HHS Relaxes Data Security and Privacy Enforcement For COVID-19 Test Sites

The Health and Human Services Department has been relaxing restrictions on the collection and protection of patient health data as the COVID-19 pandemic wears on and made more moves Monday to ease regulations on community-based testing sites.

As health care providers nationwide stand up mobile, drive-thru and walk-up testing sites—called community-based testing sites, or CBTS—the HHS Office for Civil Rights is making it easier for operators to collect relevant data without the strict security and privacy regulations required under the Health Insurance Portability and Accountability Act, or HIPAA.

“During the COVID-19 national emergency, which also constitutes a nationwide public health emergency, certain covered health care providers, including some large pharmacy chains, and their business associates may choose to participate in the operation of COVID-19 specimen collection and testing sites,” according to a notice posted Monday in the Federal Register. “This notification applies to all HIPAA covered health care providers and their business associates when such entities are, in good faith, participating in the operation of a CBTS.”

The notice is clear that the laxed regulations only apply to the operation of community-based testing sites and not other health care services like insurance or clearinghouse functions.

“To the extent that an entity performs both plan and provider functions, the notification applies to the entity only in its role as a covered health care provider and only to the extent that it participates in a CBTS,” the notice states. “This notification also does not apply to covered health care providers or their business associates when such entities are performing non-CBTS related activities, including handling of [protected health information] outside of the operation of a CBTS.”

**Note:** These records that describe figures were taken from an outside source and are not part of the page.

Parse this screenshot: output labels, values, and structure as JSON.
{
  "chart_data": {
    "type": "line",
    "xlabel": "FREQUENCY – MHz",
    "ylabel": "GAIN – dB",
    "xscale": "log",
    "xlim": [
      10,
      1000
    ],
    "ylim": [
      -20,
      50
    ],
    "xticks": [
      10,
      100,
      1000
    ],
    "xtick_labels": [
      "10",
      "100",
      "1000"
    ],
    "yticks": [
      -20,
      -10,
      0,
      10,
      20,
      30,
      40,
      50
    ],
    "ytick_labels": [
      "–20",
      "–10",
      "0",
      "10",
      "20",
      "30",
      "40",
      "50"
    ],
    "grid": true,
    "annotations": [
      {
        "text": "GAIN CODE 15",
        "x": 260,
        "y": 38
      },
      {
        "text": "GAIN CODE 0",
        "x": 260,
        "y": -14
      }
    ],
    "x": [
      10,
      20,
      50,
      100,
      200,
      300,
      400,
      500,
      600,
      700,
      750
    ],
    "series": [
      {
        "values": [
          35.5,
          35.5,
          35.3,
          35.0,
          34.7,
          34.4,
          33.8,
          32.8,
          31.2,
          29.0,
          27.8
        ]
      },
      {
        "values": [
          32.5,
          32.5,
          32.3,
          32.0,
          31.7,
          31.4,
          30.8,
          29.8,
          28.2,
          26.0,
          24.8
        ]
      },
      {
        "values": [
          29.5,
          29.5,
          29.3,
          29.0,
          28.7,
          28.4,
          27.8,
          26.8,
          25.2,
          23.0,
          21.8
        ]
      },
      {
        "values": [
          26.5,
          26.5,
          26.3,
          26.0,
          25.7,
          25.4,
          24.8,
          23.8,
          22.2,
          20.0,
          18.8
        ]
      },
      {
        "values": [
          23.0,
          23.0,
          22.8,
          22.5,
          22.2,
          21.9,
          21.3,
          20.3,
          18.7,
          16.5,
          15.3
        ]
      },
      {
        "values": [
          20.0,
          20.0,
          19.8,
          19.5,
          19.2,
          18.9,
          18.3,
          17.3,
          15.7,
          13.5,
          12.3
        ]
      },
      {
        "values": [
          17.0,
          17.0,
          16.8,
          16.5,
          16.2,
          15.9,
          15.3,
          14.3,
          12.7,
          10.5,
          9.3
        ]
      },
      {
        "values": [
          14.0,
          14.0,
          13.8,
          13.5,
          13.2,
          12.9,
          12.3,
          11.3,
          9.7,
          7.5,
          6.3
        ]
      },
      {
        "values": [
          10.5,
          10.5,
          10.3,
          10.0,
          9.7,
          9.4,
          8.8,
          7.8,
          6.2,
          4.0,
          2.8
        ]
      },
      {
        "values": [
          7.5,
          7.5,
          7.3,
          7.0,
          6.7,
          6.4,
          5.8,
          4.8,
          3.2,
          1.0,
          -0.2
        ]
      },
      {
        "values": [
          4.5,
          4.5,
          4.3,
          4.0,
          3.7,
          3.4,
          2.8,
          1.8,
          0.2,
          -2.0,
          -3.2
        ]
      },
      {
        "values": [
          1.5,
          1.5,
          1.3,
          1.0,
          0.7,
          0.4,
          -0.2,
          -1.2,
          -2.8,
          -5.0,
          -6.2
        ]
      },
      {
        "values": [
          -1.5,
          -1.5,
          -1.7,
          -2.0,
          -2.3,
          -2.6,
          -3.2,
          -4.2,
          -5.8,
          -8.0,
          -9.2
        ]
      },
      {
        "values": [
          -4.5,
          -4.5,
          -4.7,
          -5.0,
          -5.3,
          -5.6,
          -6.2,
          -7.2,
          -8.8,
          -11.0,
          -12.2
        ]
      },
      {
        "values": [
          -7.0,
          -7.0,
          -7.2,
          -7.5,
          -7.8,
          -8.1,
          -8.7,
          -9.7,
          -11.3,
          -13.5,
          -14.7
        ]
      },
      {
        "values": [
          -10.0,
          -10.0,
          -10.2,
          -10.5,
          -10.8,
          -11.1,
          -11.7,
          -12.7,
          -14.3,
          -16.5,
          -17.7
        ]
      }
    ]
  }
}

The notice offers several examples, such as a pharmacy that operates a testing site in the parking lot, which “could be subject to a civil money penalty for HIPAA violations that occur inside its retail facility at that location that are unrelated to the CBTS.”

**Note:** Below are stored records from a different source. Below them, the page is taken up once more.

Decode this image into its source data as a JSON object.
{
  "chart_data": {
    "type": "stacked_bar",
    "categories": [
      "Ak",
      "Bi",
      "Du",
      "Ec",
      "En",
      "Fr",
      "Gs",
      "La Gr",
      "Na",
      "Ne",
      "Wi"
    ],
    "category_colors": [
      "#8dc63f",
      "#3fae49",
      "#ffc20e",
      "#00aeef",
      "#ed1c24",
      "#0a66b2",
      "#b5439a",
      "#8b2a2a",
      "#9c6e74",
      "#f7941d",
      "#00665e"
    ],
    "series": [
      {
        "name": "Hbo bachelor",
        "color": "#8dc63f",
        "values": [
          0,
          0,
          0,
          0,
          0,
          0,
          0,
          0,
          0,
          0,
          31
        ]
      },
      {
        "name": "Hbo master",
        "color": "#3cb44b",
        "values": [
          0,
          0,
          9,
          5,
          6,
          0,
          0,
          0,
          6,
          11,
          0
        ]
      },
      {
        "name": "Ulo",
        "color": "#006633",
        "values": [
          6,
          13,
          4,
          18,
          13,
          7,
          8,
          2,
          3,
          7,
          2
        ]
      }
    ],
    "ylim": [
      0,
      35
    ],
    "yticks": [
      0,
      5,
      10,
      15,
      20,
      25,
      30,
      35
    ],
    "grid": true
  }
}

Similarly, if a provider has a previously established electronic health record system that is integrated with a testing site, the provider is responsible for alerting anyone whose data was collected through the testing site if a data breach occurs.

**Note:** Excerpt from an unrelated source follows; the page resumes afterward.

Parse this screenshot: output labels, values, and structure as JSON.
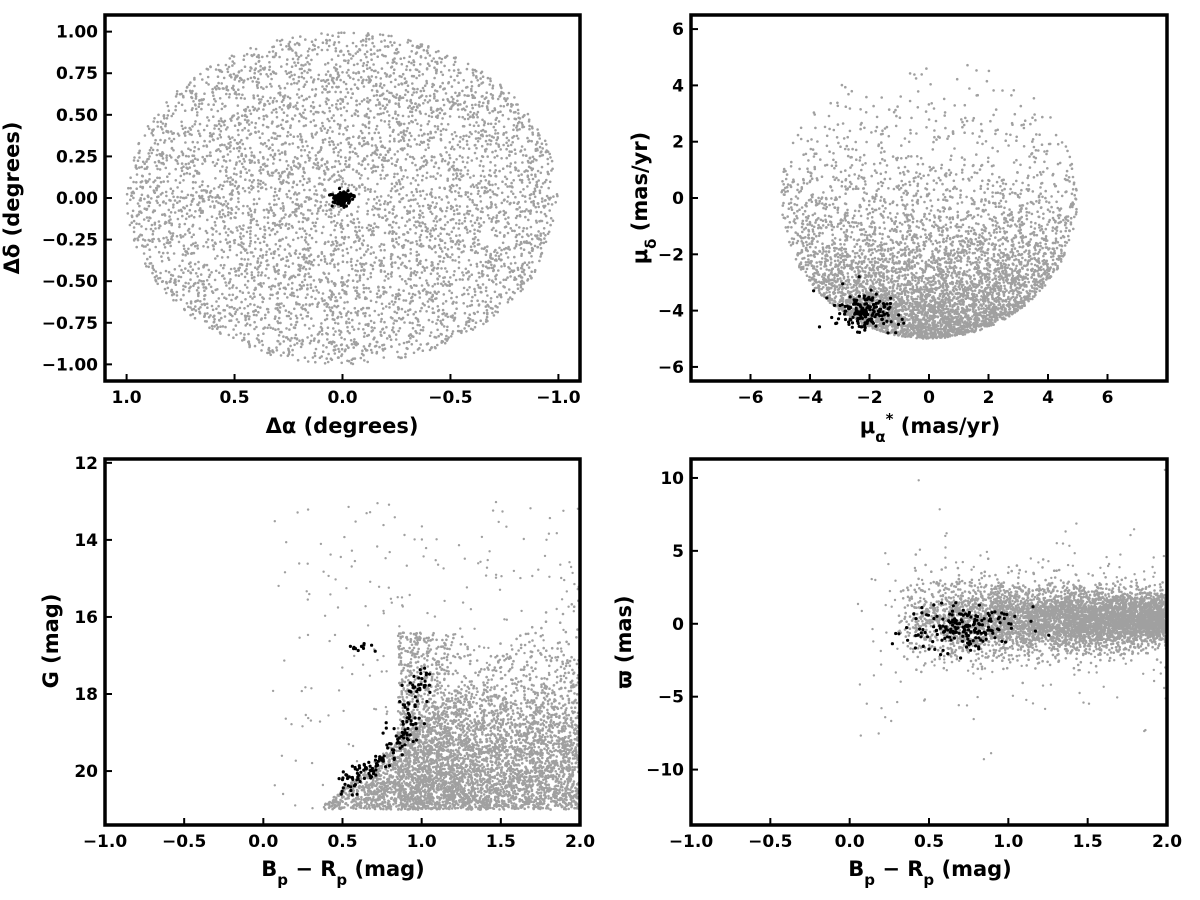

In the notice, HHS officials offered a list of best practices for test providers to consider but added that none of these suggestions are mandatory and “OCR will not impose penalties for violations.” That said, testing sites should “reasonable safeguards” such as:

• Using and disclosing only the minimum [protected health information] necessary except when disclosing PHI for treatment.
• Setting up canopies or similar opaque barriers at a CBTS to provide some privacy to individuals during the collection of samples.
• Controlling foot and car traffic to create adequate distancing at the point of service to minimize the ability of persons to see or overhear screening interactions at a CBTS. A six-foot distance would serve this purpose as well as supporting recommended social distancing measures to minimize the risk of spreading COVID-19.
• Establishing a “buffer zone” to prevent members of the media or public from observing or filming individuals who approach a CBTS, and posting signs prohibiting filming.
• Using secure technology at a CBTS to record and transmit electronic PHI.
• Posting a notice of privacy practices or information about how to find the NPP online, if applicable, in a place that is readily viewable by individuals who approach a CBTS.